İmamoğlu, önce diplomasını kaybetti, sonra özgürlüğünü, en sonda da şirketini… Çünkü henüz herhangi bir yargı kararı çıkmadığı halde inşaat şirketine el konuldu.

35 yıllık diploma iptal edilirken kurunun yanında yaş da yandı ve 28 kişi daha aynı akıbete uğradı. Diplomaları iptal edilenler arasında Galatasaray Üniversitesi İşletme Bölüm Başkanı Prof. Dr. Naciye Aylin Ataay Saybaşılı da yer aldı.  Muhafazakarların Cumhuriyet’i eleştirmek için söyledikleri “bir gecede cahil kaldık” lafına nazire yapılırcasına sabah profesör olarak girdiği üniversitenin kapısından akşam lise mezunu olarak çıkan profesör unvanlı Saybaşılı, hukuk garabetinin abidevi ismi olarak kayıtlara geçti. Çünkü, “bir gecede liseli oldu”

Değil hukuk fakültesinden diplomalı olmak okuma yazma bilmeyenlerin dahi anlayabileceği bir hukuksuzluk yaşanıyor açıkçası.

Aslında bu kadar alengirli, çetrefilli işlere girişmek zahmetli…. İktidar daha kolay yollar tercih edebilir. O da İmamoğlu’nun doğum belgesini iptal etmektir… Elinden nüfus cüzdanı alındığında “Yaşar ne yaşar ne yaşamaz” misali, bu dünyaya geldiğini, nefes aldığını, kanıtlamak için uğraşıp duracaktır!!!  O arada atı alan Üsküdar’ı geçebilir.
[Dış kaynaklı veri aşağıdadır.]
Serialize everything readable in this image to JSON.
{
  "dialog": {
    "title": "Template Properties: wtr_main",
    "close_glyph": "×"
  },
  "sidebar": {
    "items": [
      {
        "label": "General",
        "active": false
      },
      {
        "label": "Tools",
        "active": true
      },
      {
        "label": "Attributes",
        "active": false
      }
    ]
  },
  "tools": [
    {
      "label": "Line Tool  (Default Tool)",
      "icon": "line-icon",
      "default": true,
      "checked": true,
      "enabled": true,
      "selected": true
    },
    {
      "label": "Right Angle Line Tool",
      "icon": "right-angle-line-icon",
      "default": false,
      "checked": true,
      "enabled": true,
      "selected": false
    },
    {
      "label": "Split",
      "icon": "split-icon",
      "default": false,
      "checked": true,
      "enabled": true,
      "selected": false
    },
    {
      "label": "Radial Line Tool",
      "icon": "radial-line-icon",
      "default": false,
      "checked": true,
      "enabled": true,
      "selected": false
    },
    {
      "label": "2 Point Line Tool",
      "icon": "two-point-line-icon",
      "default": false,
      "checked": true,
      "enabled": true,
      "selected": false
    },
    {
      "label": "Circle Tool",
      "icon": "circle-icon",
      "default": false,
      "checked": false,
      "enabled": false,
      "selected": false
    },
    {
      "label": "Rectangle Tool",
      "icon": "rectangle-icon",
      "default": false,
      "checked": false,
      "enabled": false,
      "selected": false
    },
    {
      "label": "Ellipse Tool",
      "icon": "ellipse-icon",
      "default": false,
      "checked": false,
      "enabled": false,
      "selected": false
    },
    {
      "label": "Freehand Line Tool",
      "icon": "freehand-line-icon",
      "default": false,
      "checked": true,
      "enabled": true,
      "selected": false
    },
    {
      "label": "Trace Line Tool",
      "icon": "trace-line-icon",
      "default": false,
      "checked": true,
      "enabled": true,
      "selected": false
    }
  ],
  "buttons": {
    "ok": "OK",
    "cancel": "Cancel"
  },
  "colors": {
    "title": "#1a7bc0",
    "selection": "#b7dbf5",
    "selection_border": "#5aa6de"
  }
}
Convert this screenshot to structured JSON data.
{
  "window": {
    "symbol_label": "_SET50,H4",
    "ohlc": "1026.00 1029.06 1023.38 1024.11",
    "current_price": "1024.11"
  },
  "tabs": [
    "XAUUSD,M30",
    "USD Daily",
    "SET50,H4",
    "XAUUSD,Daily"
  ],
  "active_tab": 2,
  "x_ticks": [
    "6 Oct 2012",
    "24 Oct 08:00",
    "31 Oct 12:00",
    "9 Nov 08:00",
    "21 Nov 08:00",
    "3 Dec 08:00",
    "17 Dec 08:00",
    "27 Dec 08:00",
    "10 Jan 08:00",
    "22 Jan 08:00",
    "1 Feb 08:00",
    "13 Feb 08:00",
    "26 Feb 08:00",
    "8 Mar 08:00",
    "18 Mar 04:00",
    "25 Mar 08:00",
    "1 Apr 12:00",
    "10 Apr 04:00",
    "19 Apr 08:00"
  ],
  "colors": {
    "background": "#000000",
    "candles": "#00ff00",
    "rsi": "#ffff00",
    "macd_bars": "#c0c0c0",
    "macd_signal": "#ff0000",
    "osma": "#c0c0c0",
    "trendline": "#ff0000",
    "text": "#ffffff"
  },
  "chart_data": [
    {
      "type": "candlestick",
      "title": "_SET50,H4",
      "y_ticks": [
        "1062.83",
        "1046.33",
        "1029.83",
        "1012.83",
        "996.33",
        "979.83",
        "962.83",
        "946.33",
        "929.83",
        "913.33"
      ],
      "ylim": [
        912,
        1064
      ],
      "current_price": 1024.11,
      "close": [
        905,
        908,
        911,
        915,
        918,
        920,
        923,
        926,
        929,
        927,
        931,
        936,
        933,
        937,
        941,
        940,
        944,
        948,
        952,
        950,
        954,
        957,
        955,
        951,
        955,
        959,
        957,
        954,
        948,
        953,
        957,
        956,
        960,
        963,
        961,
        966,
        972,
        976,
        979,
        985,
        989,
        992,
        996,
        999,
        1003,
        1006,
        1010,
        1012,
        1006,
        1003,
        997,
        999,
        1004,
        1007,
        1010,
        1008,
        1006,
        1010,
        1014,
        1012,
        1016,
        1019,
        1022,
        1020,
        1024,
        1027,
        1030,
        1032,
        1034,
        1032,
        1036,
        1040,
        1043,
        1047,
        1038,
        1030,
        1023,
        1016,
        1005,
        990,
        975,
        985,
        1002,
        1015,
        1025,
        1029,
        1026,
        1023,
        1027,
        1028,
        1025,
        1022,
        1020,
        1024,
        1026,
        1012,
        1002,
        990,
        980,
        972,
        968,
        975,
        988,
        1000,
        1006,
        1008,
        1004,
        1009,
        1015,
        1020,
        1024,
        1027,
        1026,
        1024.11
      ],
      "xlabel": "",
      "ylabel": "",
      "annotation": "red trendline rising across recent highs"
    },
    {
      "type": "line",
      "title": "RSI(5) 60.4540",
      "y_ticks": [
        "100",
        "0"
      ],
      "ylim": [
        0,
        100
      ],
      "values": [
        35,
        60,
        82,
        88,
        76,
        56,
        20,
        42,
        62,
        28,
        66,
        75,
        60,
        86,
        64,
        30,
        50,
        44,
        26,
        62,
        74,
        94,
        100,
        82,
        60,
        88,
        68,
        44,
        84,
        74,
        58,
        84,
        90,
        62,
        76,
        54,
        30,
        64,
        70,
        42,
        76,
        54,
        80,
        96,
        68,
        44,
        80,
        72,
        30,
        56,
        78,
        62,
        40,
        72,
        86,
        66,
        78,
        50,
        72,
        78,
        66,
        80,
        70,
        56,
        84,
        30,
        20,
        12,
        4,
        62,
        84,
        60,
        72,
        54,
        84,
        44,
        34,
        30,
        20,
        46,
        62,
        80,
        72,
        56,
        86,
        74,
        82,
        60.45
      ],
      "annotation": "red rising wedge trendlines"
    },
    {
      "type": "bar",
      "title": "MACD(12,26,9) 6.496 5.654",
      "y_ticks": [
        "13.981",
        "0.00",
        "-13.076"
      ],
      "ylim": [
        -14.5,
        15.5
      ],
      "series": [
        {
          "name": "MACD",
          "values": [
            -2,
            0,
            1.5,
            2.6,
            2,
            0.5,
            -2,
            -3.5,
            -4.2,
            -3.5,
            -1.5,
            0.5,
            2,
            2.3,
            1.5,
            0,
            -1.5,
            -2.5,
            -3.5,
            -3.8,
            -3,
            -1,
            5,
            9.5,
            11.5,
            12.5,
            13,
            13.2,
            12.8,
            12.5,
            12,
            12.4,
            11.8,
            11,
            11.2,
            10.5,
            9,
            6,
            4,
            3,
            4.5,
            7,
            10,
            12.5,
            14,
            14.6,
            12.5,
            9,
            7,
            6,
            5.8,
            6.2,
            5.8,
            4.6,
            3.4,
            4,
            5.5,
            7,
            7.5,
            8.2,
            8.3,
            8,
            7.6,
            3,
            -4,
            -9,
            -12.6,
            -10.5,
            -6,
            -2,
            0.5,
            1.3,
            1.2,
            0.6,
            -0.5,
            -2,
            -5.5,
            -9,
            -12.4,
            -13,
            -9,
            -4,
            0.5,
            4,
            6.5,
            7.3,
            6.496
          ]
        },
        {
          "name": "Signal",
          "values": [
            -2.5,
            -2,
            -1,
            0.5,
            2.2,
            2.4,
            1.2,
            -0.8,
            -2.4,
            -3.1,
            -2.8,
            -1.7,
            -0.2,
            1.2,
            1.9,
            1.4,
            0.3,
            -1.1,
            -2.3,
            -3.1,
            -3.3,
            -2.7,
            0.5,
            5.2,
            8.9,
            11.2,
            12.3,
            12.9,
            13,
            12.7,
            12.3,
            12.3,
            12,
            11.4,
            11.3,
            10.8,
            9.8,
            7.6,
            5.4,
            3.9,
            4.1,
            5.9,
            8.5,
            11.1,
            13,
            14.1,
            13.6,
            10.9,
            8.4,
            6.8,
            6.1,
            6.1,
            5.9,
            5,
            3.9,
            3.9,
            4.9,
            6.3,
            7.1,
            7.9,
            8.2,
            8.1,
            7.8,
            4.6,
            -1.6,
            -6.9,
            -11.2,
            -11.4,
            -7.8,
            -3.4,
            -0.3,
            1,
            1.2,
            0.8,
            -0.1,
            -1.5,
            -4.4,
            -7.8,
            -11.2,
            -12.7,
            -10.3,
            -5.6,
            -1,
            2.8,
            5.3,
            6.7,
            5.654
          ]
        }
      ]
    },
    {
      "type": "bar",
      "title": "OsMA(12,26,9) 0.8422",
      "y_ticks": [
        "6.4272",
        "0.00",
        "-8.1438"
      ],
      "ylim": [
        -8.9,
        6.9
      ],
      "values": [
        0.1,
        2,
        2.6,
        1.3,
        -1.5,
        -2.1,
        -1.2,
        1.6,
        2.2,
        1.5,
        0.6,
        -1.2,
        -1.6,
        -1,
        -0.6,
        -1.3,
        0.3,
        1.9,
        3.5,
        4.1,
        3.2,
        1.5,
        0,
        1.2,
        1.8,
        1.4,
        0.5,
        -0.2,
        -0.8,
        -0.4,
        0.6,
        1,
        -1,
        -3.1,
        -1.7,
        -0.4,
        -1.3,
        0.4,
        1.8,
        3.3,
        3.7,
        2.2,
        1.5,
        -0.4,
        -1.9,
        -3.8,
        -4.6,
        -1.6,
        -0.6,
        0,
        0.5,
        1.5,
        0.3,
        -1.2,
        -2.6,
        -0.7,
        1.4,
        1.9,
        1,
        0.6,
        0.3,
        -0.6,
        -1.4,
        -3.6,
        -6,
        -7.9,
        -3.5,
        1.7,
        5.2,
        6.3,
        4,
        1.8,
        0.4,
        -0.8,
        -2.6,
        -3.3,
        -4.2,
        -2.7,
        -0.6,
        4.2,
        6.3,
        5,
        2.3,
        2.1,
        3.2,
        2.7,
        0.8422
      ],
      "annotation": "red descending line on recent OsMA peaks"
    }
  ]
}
Saçmaladığımın farkındayım tabi ki… Ancak Türkiye’de saçmalıklar serisine dahil olmayan ne kaldı. Gerçekten de sürrealist bir ülkede yaşamıyor muyuz?

Artık, hiçbir yasayı tanımayan, kendisini anayasanın/yasaların üstünde gören dolayısıyla yandaşına farklı, tasfiye edilmesi gereken rakiplerine veya nefret duyduğu toplum kesimlerine farklı bir hukuk uygulayan zihniyetin pervasız tutumu ile karşı karşıyayız.

Aslında mesele ne İmamoğlu ne de onun adaylığından ibaret... Mesele tüm vatandaşların seçme ve seçilme hakkına müdahale edilmesi; daha da ötesi İmamoğlu’nun da ifade ettiği üzere günü geldiğinde ve ihtiyaç hasıl olduğunda tapu kayıtlarına, bankadaki paraya, sahip olduğunuz arabaya, fabrikaya çökülecek bir sistemin inşa edilmiş olması.

AKP, demokrasiyi, “milli irade” dediği şeyi sandıktan ibaret görüyordu. Oysa demokrasi sadece seçmenin önüne sandık konulmasıyla tezahür etmez; zira bu beş yılda bir ortaya çıkacak iradedir. İki seçim arasındaki zaman diliminde de yargının bağımsızlığı, yürütmenin denetlenebilirliği, kamunun şeffaf olması, düşünce ve ifade özgürlüğü gibi pek çok başka kriter daha var.

Acıdır ki, gelinen noktada artık sandık güvencesi de kalmadı. Aranılan o son kriter de fiilen tedavülden kalktı ve sandık da mezara konuldu.